This course "Quantum Machine Learning" was originally offered by Peter Wittek of Toronto University in 2019. Professor Wittek, Unfortunately, died in an avalanche of northern India next year. Here I posted an edited teaching material, pretty much my mental journey and experience when I took the course.
The pace of development in quantum computing mirrors the rapid advances made in machine learning and artificial intelligence. It is natural to ask whether quantum technologies could boost learning algorithms: this field of inquiry is called quantum-enhanced machine learning. The goal of this course is to show what benefits current and future quantum technologies can provide to machine learning, focusing on algorithms that are challenging with classical digital computers. We put a strong emphasis on implementing the protocols, using open source frameworks in Python. Prominent researchers in the field will give guest lectures to provide extra depth to each major topic. These guest lecturers include Alán Aspuru-Guzik, Seth Lloyd, Roger Melko, and Maria Schuld. (their videos are not available here.)
Course Modules:
Module 1: Quantum Systems
Understand the basics of quantum states as a generalization of classical probability distributions;
Their evolution in closed and open systems;
Measurements as a form of sampling;
Describe elementary classical and quantum many-body systems.

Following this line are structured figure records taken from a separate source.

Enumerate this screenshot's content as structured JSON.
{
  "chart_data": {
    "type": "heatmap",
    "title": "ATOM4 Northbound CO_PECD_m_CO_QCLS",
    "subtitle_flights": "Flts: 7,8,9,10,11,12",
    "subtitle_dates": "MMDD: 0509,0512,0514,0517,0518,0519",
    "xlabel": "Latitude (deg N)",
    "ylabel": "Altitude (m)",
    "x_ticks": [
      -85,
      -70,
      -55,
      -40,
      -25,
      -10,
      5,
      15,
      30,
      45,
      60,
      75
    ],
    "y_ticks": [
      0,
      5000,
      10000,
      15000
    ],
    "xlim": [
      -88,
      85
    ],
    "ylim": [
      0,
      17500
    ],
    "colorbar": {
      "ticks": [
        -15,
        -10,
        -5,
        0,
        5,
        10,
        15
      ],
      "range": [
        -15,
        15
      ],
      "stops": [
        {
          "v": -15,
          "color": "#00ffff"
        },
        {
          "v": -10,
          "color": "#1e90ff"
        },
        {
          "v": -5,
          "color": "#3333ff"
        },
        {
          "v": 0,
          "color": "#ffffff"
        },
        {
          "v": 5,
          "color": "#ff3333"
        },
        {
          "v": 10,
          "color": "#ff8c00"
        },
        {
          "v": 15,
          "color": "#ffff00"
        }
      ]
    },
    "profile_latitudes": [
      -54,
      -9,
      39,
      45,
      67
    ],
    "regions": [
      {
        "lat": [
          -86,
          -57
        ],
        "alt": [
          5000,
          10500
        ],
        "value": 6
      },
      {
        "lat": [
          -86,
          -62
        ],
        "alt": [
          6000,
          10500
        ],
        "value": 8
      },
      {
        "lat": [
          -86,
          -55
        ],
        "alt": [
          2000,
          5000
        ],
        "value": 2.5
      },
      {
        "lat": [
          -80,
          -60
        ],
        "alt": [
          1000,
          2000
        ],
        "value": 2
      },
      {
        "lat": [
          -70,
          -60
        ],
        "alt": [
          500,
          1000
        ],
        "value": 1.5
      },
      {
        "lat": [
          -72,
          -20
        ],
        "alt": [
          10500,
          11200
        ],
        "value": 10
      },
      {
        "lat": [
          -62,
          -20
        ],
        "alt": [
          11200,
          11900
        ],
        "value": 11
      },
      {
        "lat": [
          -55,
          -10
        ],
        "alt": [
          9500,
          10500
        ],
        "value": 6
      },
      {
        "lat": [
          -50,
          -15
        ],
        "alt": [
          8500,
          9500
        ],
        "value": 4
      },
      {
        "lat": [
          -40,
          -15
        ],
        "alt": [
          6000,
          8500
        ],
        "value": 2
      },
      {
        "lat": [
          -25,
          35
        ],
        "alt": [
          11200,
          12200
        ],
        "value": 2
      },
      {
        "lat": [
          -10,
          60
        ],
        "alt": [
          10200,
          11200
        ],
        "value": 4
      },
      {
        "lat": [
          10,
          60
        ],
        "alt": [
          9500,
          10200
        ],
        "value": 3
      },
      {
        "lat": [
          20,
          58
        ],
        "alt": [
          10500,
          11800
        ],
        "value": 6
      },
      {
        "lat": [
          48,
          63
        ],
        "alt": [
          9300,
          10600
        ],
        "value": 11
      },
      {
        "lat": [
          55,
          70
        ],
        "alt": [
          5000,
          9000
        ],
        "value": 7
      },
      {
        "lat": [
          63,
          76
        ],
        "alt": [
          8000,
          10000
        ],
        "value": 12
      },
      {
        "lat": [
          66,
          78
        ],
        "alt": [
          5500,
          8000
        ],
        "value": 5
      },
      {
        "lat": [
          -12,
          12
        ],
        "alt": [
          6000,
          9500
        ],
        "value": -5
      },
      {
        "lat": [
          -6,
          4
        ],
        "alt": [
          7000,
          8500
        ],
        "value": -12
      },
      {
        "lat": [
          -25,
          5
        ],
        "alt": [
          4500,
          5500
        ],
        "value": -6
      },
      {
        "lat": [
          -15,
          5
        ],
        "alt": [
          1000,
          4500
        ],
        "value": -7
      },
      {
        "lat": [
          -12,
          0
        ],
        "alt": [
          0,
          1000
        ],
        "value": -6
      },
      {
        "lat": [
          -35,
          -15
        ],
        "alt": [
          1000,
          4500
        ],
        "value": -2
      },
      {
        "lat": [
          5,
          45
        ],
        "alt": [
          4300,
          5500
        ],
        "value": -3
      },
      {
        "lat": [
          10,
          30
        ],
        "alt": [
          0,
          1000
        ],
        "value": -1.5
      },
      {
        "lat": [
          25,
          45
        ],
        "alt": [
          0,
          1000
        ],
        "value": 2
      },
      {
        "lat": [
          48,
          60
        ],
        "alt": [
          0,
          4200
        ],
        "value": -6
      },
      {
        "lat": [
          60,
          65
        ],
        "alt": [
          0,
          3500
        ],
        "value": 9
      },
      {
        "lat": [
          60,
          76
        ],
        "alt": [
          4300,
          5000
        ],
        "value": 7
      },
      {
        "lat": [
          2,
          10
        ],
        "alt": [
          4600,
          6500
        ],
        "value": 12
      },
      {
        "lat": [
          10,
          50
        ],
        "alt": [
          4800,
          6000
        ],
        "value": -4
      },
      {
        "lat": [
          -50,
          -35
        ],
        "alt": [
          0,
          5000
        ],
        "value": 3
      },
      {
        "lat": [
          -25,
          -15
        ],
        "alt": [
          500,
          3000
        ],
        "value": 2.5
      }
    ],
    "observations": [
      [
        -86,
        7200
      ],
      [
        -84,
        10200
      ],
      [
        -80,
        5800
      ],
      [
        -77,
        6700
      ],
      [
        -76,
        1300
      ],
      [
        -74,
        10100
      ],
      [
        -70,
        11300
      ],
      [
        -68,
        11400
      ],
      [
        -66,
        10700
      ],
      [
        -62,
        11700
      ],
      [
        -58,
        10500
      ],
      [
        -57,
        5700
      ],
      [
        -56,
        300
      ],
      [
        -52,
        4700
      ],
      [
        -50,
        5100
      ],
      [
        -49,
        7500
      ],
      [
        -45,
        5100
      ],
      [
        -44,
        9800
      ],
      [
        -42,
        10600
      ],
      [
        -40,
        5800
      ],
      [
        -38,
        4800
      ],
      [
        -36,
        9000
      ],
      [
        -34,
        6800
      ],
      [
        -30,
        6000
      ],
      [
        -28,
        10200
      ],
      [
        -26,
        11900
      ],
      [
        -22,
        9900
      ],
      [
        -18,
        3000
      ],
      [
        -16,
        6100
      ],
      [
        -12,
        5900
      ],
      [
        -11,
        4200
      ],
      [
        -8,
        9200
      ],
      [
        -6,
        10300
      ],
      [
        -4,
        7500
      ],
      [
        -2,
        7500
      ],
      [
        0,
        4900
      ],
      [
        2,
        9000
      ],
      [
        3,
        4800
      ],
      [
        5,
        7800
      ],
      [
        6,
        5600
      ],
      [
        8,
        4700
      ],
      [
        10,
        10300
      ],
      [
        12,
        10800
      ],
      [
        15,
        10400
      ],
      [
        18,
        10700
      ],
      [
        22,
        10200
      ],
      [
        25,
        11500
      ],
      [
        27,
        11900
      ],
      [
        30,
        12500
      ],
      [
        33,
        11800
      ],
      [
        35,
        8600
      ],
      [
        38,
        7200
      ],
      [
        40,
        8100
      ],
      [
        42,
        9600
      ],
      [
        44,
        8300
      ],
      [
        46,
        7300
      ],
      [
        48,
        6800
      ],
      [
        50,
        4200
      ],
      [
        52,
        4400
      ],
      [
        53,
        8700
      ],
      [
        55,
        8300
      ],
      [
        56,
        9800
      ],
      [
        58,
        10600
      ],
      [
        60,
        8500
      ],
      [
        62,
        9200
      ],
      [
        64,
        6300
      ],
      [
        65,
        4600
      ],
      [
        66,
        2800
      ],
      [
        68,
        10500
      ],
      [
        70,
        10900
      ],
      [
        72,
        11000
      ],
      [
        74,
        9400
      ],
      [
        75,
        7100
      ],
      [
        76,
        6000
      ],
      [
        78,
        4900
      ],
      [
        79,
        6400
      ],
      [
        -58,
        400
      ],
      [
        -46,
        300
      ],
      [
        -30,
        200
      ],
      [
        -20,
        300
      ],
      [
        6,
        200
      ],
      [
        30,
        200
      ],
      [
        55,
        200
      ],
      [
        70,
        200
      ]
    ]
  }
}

Module 2: Quantum Computation
Contrast quantum computing paradigms and implementations;
Recognize the limitations of current and near-future quantum technologies and the kind of the tasks where they outperform or are expected to outperform classical computers;
Explain variational circuits.
Module 3: Classical-Quantum Hybrid Learning Algorithms
Encode classical information in quantum systems;
Describe and implement classical-quantum hybrid learning algorithms;
Perform discrete optimization in ensembles and unsupervised machine learning with different quantum computing paradigms;
Experiment with unusual kernel functions on quantum computers;
Sample quantum states for probabilistic models.
Module 4: Coherent Learning Protocols
Demonstrate coherent quantum machine learning protocols and estimate their resources requirements;
Summarize quantum phase estimation and quantum matrix inversion;
Overview quantum linear algebra routines that are useful in machine learning;
Implement these algorithms for Gaussian processes.
Note: In this Tutorial, whenever we mention "Rieffel’s textbook", we mean the book titled "Quantum Computing: a Gentle Introduction", authored by Elenor Rieffel and Wolfgan Polak, 2014. MIT Press. As for “Nielsen's textbook”, we mean the book titled "Quantum Computation and Quantum Information", authored by M.A. Nielsen and I.L. Chuang, 2010, Cambridge University Press.